The structure of the questionnaire requires that respondents physically show up at the centres, verifying themselves with national identification cards, and then write down their answers on forms, said Interior Minister General Anupong Paochinda yesterday.
The pattern would follow much of the earlier “four questions” also previously launched by Prayut in which he claimed he was seeking the public’s thoughts about politicians and elections in light of next year’s general election.
The questions, however, have been slammed for being inaccurate in reflecting public opinion due to their unscientific methodology, and for having an underlying agenda of self-justification for the junta.
Former deputy PM Chaturon Chaisang said that the questions could be interpreted as hinting that the ruling junta wants to stay in power past the next election, through giving their support to a political party that would form a junta-backed government.
“From charter drafting, [to] holding a referendum to curbing political powers, Prayut’s bloc has done them all to achieve their goal,” Chaturon said in his Facebook status on Thursday.
“The only reason why he would have to launch such questions would probably be to ensure that they will gain public supports to carry on their plan, given that their administration performance isn’t satisfactory and their popularity declines,” the Pheu Thai Party’s key figure wrote.
One of the six questions asks if it the junta or the PM himself could support any party given that Prayut won’t compete in the election.
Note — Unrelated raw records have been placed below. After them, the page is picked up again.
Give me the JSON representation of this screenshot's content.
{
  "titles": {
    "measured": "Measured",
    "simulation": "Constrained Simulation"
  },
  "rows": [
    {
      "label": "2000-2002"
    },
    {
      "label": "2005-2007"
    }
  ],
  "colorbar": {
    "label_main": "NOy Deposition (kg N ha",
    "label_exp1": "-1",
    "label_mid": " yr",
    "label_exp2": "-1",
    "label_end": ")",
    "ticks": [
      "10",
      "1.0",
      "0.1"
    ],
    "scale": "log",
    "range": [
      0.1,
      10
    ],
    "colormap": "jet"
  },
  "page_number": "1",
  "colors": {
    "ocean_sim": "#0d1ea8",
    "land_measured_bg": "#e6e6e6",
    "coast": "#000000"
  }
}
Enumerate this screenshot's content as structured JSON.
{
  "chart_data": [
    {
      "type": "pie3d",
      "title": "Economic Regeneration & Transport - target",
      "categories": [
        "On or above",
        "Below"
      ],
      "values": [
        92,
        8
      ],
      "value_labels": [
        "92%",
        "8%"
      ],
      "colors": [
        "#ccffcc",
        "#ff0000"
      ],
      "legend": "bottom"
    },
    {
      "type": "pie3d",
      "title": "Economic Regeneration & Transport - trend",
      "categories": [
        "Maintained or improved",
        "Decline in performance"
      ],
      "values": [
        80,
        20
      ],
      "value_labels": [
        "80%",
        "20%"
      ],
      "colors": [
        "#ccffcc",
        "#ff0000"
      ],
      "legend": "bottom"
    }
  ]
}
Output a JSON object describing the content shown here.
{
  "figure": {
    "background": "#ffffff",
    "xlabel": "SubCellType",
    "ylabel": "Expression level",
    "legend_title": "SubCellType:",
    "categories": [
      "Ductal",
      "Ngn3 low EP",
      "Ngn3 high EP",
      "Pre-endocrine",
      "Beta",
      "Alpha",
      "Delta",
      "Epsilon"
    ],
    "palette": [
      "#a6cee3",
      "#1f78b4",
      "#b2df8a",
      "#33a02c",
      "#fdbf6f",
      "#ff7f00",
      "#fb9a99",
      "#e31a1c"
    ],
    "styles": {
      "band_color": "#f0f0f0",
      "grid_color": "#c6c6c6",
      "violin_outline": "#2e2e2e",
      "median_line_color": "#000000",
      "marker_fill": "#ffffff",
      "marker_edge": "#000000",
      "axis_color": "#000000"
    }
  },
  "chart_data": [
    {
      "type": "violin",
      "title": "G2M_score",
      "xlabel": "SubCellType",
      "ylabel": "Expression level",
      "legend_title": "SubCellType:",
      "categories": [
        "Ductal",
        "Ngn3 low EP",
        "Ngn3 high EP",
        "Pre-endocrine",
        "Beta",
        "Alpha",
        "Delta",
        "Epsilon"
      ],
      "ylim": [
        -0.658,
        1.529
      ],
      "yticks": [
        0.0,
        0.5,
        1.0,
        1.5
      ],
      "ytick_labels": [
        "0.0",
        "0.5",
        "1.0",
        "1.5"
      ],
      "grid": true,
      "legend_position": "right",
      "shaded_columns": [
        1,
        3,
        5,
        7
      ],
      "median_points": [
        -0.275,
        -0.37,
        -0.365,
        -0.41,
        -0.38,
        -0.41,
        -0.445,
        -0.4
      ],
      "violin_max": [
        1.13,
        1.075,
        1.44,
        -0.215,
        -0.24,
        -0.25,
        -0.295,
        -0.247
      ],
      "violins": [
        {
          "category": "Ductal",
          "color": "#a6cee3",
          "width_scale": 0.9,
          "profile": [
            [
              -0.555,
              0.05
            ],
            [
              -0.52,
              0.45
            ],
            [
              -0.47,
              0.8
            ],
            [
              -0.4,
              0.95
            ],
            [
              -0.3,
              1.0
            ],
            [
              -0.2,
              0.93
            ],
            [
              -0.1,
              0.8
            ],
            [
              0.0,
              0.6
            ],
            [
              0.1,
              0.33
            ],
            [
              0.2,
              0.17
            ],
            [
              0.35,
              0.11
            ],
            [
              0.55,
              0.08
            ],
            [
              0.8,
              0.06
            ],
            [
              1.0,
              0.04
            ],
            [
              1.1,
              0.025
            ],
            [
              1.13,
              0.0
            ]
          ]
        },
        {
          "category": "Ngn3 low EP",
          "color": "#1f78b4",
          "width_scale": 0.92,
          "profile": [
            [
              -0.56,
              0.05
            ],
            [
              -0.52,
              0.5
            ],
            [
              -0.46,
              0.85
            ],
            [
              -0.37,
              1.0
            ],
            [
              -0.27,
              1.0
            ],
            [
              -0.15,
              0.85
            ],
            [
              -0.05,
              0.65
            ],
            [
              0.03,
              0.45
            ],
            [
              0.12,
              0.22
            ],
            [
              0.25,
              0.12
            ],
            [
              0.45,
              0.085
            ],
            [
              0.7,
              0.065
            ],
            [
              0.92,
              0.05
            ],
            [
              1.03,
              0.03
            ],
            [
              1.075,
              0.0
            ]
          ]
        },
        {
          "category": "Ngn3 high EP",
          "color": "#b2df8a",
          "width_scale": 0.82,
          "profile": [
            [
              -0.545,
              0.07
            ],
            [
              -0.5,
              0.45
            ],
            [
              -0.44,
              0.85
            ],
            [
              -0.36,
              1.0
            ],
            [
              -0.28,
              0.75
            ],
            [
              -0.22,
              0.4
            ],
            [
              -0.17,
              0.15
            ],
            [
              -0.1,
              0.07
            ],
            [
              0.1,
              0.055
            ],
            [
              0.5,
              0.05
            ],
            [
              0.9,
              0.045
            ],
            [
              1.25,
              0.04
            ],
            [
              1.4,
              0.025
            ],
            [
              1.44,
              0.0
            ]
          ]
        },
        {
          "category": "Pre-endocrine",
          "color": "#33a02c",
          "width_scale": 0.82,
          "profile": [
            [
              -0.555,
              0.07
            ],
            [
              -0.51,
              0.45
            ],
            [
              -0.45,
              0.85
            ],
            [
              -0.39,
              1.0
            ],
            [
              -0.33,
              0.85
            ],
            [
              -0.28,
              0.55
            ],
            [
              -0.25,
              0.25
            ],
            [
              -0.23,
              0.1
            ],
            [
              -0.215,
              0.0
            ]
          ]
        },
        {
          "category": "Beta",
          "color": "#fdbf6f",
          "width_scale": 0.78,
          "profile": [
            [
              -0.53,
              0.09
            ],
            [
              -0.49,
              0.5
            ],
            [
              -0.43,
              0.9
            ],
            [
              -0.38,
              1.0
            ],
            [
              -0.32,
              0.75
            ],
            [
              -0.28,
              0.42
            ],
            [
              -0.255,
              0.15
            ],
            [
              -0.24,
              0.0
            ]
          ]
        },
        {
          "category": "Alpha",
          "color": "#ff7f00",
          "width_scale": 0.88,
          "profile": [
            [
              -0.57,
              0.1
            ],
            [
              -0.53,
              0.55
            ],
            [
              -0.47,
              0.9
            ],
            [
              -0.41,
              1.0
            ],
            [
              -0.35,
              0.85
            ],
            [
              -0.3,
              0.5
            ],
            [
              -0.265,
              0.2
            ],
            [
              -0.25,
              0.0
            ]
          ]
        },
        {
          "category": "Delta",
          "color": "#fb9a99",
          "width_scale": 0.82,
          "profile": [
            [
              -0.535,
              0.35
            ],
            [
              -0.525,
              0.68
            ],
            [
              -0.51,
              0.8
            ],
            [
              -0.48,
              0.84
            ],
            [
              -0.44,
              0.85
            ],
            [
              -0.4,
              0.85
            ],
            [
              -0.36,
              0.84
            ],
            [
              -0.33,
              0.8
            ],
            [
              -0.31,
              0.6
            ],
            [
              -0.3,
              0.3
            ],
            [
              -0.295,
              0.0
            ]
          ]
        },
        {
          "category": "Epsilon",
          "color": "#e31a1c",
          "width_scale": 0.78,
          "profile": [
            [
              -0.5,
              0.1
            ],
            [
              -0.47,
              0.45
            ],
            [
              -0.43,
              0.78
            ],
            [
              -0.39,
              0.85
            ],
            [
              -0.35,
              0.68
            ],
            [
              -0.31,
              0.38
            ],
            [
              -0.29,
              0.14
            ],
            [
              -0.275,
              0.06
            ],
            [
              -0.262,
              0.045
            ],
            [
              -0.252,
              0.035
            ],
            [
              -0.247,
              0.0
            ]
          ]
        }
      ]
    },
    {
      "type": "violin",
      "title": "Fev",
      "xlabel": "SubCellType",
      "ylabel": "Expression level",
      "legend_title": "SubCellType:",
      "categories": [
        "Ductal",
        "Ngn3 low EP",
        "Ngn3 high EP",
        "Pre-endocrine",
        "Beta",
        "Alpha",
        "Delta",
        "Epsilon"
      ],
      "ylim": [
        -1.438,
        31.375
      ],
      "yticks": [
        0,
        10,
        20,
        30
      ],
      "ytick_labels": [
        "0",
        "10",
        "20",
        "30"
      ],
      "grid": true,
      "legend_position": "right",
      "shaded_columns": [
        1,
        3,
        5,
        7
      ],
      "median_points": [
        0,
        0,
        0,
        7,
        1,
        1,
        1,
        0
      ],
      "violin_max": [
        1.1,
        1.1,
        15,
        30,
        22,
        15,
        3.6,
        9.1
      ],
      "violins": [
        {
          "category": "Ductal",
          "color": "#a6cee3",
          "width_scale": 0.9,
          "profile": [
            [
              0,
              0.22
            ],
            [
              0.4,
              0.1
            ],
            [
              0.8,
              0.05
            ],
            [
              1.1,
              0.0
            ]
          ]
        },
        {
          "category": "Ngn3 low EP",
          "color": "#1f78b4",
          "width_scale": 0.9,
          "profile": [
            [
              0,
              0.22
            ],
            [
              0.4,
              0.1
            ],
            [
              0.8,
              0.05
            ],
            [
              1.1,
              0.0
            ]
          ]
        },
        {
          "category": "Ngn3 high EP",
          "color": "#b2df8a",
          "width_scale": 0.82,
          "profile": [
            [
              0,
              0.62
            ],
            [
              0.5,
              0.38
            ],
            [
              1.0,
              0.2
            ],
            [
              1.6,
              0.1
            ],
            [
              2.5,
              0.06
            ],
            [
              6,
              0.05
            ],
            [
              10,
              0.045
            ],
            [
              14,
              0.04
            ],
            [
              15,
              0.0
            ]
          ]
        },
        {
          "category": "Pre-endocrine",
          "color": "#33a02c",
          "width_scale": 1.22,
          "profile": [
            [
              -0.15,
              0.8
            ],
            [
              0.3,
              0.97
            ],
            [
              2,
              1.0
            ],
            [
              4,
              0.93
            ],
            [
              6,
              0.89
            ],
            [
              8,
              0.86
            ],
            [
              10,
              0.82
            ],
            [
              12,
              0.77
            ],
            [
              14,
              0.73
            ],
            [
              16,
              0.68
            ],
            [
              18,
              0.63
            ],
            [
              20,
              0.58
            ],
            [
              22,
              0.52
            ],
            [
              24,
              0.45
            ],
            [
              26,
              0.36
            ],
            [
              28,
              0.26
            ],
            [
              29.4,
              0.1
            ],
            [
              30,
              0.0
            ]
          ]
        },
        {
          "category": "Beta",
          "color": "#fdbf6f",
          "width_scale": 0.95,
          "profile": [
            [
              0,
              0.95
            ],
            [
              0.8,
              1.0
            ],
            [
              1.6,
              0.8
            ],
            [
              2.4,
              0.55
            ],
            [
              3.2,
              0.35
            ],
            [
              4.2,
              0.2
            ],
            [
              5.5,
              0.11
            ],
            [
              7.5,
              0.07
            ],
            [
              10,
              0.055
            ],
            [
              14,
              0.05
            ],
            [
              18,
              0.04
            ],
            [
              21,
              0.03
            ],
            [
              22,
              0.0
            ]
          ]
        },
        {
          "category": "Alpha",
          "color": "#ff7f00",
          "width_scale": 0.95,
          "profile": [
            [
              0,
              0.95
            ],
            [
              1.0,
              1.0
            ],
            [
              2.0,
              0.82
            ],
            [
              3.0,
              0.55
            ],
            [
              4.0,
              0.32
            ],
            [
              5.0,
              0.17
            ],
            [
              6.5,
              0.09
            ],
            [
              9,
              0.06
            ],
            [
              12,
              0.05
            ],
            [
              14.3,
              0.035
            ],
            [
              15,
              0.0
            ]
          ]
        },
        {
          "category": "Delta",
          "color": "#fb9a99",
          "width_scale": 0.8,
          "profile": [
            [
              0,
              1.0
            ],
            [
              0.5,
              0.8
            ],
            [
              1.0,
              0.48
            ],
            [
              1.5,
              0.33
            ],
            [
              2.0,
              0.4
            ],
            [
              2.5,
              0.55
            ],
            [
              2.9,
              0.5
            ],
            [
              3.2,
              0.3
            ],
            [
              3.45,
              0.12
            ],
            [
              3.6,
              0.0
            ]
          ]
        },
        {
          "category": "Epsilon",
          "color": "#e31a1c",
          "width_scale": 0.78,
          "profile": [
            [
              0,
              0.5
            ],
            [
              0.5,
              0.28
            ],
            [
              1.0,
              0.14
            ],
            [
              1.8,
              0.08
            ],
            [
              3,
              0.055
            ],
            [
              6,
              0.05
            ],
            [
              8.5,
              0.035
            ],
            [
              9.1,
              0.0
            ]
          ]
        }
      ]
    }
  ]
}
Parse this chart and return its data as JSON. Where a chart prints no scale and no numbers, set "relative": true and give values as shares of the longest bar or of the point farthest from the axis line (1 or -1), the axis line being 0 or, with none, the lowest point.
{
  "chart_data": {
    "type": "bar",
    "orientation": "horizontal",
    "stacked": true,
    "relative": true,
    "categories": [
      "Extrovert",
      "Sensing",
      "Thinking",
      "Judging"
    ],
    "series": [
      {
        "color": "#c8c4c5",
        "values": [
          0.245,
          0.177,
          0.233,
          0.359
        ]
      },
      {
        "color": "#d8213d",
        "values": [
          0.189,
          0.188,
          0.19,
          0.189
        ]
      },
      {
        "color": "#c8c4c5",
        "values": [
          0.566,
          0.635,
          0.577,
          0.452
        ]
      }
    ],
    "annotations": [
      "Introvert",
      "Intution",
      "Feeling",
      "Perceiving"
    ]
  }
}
Chaturon responded that this would be an abuse of power as state officers must remain politically neutral and not use their authority for their political benefit.
While the questions ask whether the election of “old-faced politicians” would be good for the country, the NCPO still maintains its political ban of five or more people, thus creating a barrier to new political faces emerging, he went on.
The questions also tend to justify the junta’s performance on combating corruption as well as following its draft national reform and strategy scheme.
“Any government will have to carry on [the reforms and strategies] by constitutional and legal mechanisms,” Chaturon said. “These functions should not be up to any specific group, without a check-and-balance system, like what the NCPO is now doing.”
Deputy PM Wissanu Krea-ngam said yesterday that he would next week discuss holding local elections with the Interior Ministry and the Constitution Drafting Commission next week.
However, as the NCPO order still hinders political activities, Wissanu said that the discussion would focus on amending related laws to support those elections.
“Voting in some local areas might need to be done after the general election,” the deputy said. “And to prevent conflicts, political bans may not be ‘unlocked’ in all areas simultaneously. We will have to see after the laws are amended.”